Local datastore offline with "pqisrc_taskMgmt:1769: (abort) DONE" errors
search cancel

Local datastore offline with "pqisrc_taskMgmt:1769: (abort) DONE" errors

book

Article ID: 410051

calendar_today

Updated On:

Products

VMware vSphere ESXi VMware vSphere ESXi 8.0 VMware vSphere ESX 7.x

Issue/Introduction

  • Local VMFS datastore is increasable due to All paths down (APD)
  • Datastore is shown as unavailable in the VCSA/ESXi Storage view 

Environment

  • VMware vSphere ESXi  7.x
  • VMware vSphere ESXi  8.x

Cause

  • The local device backing the datastore is marked as APD and later enters Permanent Device Loss status ( APD timeout) due to the controller aborting IO and going offline.

 

  • Typical logging: VMkernel.log -> to /var/log/vmkernel.log

 

  • Prior to the Datastore going inaccessible the controller is reporting the below errors:

vmkernel: cpu2:2097405)smartpqi01: pqisrc_taskMgmt:1736: TMF abort Issued for CMD : 2a B:T:L 1:0:1 with tmf req tag : 0x264 cmd rcb tag 0x518
vmkwarning: cpu2:2097405)WARNING: smartpqi: pqisrc_taskMgmt:1756 :[201:0.0][B:T:L 1:0:1]:TMF abort is failed with status : -1
vmkernel: cpu2:2097405)smartpqi01: pqisrc_taskMgmt:1769: (abort)       DONE
vmkernel: cpu19:2097789)smartpqi01: pqisrc_taskMgmt:1816: TMF virt reset Issued for CMD : 8a B:T:L 1:0:1 with req tag : 0x56 cmd tag 0x743

 

  • APD timer is reached and disk is taken offline:

 vmkalert: cpu3:2097383)ALERT: smartpqi01: pqisrc_reject_if_device_unavailable:1474: Controller [201 : 0 : 0] Offline
) vmkernel: cpu15:2097381)LVM: 6279: Received APD EventType: APD_TIMEOUT (5) for device <naa.################################:1> (gen 2)
 vmkernel: cpu15:2097381)LVM: 5865: Handling APD EventType: APD_TIMEOUT (5) for device <naa.################################:1> (unlocked, gen 2, cur apd state APD_START, cur dev state 1)
 vmkernel: cpu15:2097381)HBX: 6854: APD EventType: APD_TIMEOUT (5) for vol 'Local_Datstore Name'
 vmkernel: cpu15:2097381)HBX: 6862: Aborting IOs on APD EventType: APD_TIMEOUT (5) for vol 'Local_Datstore Name'
 vmkernel: cpu15:2097381)StorageApdHandler: 606: APD timeout event for 0x430637f40f90 [naa.################################]
) vmkernel: cpu15:2097381)StorageApdHandlerEv: 120: Device or filesystem with identifier [naa.################################] has entered the All Paths Down Timeout state after being in the All Paths Down
 state for 140 seconds.
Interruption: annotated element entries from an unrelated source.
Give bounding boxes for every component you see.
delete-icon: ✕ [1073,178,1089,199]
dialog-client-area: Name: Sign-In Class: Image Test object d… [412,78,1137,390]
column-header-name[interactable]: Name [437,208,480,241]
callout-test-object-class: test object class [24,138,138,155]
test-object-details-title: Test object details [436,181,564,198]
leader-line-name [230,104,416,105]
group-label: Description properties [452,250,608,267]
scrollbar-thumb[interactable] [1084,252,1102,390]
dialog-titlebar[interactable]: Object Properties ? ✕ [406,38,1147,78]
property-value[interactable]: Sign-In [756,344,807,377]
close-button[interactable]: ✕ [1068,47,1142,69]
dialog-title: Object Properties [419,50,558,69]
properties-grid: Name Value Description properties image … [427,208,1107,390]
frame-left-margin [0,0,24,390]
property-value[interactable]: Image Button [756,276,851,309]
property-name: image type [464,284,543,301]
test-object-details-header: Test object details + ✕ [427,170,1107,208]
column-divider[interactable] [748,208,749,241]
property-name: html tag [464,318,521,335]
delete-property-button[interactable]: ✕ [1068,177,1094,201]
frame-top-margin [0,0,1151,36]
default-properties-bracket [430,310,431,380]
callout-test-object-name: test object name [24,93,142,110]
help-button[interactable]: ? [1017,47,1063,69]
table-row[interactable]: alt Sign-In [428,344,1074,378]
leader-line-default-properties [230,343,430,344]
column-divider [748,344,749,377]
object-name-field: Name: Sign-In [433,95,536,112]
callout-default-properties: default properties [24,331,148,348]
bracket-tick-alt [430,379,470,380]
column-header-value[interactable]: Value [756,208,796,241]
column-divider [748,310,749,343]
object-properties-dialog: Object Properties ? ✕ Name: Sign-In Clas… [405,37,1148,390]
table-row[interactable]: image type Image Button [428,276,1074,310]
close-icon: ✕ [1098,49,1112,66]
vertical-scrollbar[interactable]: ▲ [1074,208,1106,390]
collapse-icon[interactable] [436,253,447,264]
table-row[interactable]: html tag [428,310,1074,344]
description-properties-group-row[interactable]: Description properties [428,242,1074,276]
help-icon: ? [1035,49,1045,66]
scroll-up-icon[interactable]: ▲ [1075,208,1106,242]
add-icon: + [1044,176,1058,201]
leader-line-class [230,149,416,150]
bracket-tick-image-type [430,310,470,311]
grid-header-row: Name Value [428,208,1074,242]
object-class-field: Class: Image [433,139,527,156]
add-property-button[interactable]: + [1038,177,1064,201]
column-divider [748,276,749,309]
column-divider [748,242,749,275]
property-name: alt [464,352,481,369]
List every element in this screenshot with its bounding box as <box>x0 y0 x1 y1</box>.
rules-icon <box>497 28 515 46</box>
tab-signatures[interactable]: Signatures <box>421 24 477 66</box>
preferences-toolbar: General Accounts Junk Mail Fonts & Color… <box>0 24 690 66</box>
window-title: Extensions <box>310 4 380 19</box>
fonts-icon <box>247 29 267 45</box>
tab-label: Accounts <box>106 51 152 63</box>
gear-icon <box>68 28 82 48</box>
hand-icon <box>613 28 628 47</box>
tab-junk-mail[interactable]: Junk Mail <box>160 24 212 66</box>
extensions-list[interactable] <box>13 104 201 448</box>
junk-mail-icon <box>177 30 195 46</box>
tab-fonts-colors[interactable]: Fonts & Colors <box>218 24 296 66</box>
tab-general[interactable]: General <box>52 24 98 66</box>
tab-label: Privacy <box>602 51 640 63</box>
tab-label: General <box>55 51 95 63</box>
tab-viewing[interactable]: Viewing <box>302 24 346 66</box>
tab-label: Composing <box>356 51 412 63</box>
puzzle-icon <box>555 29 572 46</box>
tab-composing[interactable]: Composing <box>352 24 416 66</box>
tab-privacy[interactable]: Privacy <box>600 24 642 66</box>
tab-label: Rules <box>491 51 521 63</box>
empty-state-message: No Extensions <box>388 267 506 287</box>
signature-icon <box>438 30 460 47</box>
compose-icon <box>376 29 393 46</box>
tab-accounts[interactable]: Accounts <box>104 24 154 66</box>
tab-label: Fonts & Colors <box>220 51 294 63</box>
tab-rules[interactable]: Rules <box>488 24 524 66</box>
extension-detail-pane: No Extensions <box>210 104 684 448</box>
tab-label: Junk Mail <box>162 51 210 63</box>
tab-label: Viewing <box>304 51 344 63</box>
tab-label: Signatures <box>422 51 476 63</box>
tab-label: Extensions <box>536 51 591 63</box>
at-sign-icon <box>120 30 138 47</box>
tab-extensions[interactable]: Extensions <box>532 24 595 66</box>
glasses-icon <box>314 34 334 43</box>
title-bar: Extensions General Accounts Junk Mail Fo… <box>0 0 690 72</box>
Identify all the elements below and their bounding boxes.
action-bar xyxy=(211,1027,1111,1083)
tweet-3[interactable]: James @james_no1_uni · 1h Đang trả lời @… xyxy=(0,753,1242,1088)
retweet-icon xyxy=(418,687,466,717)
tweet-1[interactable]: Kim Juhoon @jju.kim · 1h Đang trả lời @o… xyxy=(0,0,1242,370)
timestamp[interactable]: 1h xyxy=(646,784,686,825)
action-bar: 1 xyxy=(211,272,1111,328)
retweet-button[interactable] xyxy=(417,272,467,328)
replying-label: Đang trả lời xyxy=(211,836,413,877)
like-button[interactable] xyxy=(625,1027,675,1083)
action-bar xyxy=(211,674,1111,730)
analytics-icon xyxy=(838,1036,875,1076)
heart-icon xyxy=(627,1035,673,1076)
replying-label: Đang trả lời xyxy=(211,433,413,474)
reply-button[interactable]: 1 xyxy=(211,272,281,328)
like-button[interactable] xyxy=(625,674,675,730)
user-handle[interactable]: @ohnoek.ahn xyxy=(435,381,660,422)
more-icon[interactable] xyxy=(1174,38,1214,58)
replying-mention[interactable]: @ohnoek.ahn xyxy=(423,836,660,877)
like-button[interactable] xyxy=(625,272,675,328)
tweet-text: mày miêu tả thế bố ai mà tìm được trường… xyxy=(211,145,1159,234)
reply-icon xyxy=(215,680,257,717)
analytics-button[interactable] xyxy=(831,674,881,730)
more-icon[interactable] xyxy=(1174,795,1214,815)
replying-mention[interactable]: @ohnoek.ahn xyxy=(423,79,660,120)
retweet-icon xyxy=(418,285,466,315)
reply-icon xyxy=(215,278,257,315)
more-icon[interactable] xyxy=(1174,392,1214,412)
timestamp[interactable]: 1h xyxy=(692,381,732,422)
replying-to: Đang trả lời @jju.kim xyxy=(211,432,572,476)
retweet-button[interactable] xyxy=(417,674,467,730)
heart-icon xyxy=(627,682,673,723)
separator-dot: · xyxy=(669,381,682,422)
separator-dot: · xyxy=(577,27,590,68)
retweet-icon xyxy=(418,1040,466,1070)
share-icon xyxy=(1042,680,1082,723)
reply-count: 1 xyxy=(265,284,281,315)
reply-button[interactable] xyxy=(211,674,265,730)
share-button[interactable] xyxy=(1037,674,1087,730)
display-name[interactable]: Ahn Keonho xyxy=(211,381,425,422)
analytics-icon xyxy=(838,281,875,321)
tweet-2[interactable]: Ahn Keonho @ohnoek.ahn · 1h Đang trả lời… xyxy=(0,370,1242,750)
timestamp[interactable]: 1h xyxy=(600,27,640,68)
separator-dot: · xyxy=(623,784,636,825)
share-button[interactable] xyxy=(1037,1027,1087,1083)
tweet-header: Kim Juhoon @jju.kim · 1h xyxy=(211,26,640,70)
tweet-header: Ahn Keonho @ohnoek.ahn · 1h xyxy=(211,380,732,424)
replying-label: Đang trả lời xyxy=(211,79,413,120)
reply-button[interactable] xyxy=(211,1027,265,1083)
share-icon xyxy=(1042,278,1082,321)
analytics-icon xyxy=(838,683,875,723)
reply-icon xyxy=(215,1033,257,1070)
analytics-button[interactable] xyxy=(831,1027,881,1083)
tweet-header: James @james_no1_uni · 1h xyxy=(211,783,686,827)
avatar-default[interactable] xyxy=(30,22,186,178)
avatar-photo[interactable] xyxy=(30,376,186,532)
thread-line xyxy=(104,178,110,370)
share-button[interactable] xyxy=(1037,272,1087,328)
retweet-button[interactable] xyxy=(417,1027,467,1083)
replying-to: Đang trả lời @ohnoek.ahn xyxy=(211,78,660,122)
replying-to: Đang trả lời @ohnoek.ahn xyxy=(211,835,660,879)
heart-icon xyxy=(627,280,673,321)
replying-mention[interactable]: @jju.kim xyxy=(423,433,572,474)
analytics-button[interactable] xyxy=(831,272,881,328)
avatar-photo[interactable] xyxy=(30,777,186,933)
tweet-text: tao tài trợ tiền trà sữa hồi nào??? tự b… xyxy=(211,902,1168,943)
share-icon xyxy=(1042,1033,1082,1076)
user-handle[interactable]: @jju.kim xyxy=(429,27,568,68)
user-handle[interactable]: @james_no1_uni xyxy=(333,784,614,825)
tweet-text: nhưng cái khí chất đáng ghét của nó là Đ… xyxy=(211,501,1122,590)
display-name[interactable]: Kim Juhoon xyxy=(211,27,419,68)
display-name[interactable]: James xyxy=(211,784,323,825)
I/Os will $
 vmkernel: cpu1:2097387)ScsiDeviceIO: 4633: Cmd(0x45b991818100) 0x9e, CmdSN 0x142a2 from world 0 to dev "naa.################################" failed H:0x5 D:0x0 P:0x0

 

  • Controller is then marked as offline: 

 vmkalert: cpu3:2097383)ALERT: smartpqi01: pqisrc_reject_if_device_unavailable:1474: Controller [201 : 0 : 0] Offline
 vmkwarning: cpu2:9347785)WARNING: ScsiDeviceIO: 13044: READ CAPACITY on device "naa.################################" from Plugin "HPP" failed. I/O error
 vmkalert: cpu2:9347785)ALERT: smartpqi01: pqi_IoctlGetPciInfo:0100: Controller is Offline

 

 

Resolution

  • In order to bring the Datastore back online the ESXI host needs to rebooted (preferable a cold reboot or power cycle)
  • To investigate controller hang/crash further, or if reboot does not resolve the issue, open a support request with the hardware vendor.